Procuro aprofundar essa análise buscando estabelecer relações específicas entre as elaborações teóricas e o exame dos casos concretos observados em campo, para que a teoria possa servir para iluminar o entendimento das práticas e quiçá com isso possam surgir novas visões sobre o tema.

Entre os designers entrevistados durante o trabalho de campo, optou-se por focalizar especificamente aqueles que estão diretamente ligados ao trabalho das artesãs dos grupos apresentados. Além de Kátia Ferreira, da Apoena, também incluo o trabalho de Renato Imbroisi, por considerar que o seu trabalho demonstra significativamente as nuances e complexidades do papel do designer, na medida em que ele atuou com dois dos grupos pesquisados.

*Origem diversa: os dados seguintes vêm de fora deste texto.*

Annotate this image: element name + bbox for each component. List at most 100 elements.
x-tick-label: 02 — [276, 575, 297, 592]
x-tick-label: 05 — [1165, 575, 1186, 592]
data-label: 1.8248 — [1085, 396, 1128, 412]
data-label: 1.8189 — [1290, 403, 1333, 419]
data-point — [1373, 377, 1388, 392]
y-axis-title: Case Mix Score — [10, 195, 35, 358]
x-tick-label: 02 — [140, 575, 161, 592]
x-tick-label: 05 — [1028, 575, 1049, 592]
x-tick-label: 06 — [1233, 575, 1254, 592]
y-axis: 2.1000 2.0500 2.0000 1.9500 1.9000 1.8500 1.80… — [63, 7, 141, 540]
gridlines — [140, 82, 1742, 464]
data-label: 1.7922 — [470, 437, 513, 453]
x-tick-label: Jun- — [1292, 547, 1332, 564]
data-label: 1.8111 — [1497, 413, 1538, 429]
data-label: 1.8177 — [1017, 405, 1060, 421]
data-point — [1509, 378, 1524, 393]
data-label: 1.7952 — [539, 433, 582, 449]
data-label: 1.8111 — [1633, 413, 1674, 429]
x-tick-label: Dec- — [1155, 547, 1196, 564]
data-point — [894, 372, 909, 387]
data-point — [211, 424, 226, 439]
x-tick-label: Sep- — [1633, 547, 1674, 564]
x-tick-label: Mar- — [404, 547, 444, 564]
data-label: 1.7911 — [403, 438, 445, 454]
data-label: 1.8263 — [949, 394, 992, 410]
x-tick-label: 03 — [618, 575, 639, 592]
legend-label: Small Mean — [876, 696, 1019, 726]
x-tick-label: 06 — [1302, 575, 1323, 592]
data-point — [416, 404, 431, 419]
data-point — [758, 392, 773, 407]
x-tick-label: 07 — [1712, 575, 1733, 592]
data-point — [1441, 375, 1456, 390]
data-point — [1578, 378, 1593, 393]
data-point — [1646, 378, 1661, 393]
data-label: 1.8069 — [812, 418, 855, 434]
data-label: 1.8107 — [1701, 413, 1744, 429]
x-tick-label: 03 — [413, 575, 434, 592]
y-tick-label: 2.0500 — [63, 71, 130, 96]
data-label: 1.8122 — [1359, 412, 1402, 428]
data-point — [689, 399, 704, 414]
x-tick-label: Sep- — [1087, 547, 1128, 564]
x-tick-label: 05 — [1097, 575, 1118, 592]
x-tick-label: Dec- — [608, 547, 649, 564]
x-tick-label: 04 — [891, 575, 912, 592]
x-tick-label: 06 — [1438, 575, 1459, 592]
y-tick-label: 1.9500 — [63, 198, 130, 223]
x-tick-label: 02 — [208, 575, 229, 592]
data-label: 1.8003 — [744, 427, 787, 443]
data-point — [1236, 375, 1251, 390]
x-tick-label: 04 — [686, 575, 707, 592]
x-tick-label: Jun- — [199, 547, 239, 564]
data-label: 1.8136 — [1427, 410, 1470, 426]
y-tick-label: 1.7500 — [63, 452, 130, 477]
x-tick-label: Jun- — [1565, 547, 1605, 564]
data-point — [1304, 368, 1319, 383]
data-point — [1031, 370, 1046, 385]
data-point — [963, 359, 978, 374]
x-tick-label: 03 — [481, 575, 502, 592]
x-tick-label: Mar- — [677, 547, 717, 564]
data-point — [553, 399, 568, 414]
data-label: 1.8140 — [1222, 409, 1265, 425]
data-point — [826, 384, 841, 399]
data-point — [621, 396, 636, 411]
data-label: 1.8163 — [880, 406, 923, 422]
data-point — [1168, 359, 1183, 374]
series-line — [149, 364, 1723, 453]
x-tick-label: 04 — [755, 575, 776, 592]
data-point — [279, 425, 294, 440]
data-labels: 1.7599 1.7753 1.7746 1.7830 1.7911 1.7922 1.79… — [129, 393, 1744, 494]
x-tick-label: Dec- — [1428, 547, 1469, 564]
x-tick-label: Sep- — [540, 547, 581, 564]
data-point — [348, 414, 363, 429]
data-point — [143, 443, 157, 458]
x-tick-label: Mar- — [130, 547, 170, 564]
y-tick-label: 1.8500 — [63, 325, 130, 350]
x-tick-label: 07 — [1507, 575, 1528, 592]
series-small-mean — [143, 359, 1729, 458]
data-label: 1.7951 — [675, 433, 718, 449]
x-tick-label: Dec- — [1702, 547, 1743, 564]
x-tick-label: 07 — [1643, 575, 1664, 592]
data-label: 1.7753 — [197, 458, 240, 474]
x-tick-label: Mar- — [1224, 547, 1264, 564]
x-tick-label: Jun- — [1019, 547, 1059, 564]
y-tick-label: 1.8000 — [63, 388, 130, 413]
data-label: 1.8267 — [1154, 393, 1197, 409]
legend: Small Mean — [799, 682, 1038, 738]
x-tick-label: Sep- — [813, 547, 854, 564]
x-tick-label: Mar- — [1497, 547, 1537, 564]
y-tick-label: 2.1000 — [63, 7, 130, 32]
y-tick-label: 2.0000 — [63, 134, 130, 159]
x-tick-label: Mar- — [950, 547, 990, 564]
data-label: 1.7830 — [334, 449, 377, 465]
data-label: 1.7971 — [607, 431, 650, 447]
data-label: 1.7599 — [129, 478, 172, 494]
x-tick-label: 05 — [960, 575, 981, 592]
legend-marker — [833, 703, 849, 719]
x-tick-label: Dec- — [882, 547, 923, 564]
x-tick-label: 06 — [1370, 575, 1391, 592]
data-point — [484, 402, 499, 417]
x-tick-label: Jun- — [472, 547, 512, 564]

Concentro o foco da análise na atuação de Kátia Ferreira e Renato Imbroisi apenas, como forma de promover um aprofundamento maior na observação do papel do

designer no processo como um todo. Essa opção permite que tenhamos uma visão da

dimensão das possibilidades do designer na sociedade, para si mesmo e para os grupos com quem trabalham, e o que representa as escolhas que fazem e o grau de comprometimento do seu trabalho com outros atores envolvidos. Pela análise de mais de um caso, podemos compreender melhor a dinâmica presente e como se relacionam esses diferentes atores.

Discuto em detalhes somente esses dois por considerar que a inclusão de outros

designers na análise poderia desviar o foco do trabalho com poucos benefícios para a

apreciação da relevância e significação do papel do designer. Assim, procuro apresentar diferentes pontos de vista sobre o designer, reunindo a visão das artesãs, do SEBRAE e do próprio designer falando sobre o seu trabalho. Acredito que diferentes olhares, provenientes de locais de fala variados, podem revelar diferentes apreensões da realidade, que reunidas contemplam melhor as complexidades do tema como ele se apresenta no mundo real.